Dafür trägt dieser Handlungsstrang dazu bei, dass man etwas über die Vergangenheit der beiden Hauptcharaktere aus Slaughters „Grant County“-Serie lernt. Das ist zwar nicht durchgehend spannend, aber interessant. Zusammen mit Slaughters Fähigkeit, amerikanische Kleinstädte darzustellen, ist das sehr unterhaltsam und wartet am Ende auch mit einigen Überraschungen auf.

Weniger überzeugend ist die Rahmenhandlung um die Geiselnahme. Hier hat die ehemalige und nun wieder eingestellte Polizistin Lena einige Auftritte. Sie sind aber für ihren Charakter nicht sehr bedeutend und es ist die ganze Zeit über klar, dass bei der Geiselnahme wohl nicht die beiden Haupterpersonen der Serie Sara und Jeffrey sterben werden. Angst muss man daher um die anderen Polizisten und die Kinder haben. Angesichts Slaughters Schreibstil ist es ein kleines Wunder, dass die Opferzahl sehr überschaubar bleibt. Trotz dieser Überraschung kann die Rahmenhandlung nicht überzeugen, sie wirkt zu konstruiert. Zwei Männer die in das Polizeirevier stolzieren, wild um sich schießen und es hauptsächlich auf den Polizeichef abgesehen haben, wirkt schon merkwürdig. Slaughter liefert später eine logische Erklärung für das Verhalten und natürlich wird es mit den Rückblenden verlinkt. Aber selbst dort spielen die Täter nur eine Nebenrolle, die Rahmenhandlung wirkt auch danach, wie erwähnt, konstruiert.
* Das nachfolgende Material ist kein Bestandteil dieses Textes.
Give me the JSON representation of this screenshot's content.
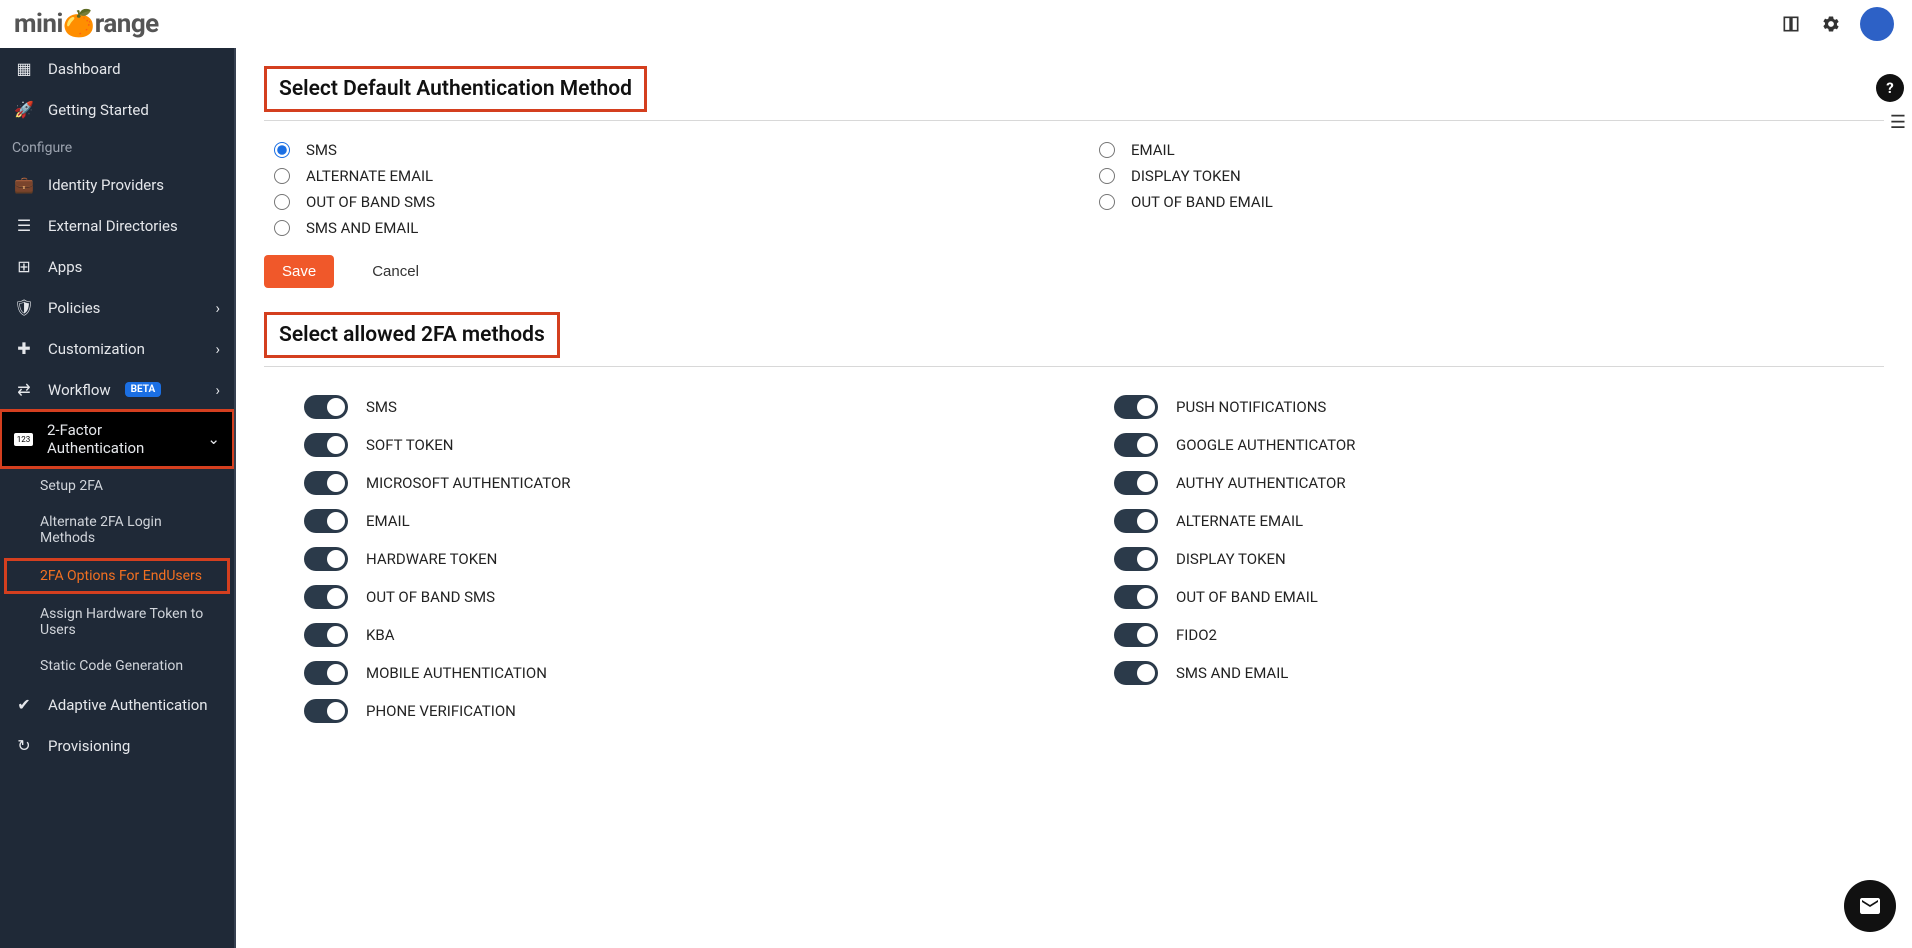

„Schattenblume“ arbeitet an den Hauptcharakteren und ist in dieser Hinsicht sehr gut. Außerdem wird das amerikanische Kleinstadtleben in den ehemaligen Südstaaten eindringlich geschildert. Die Kriminalfälle bleiben aber weitestgehend hinter den vorherigen der Serie zurück und können im Vergleich zu der Charakterarbeit nicht überzeugen.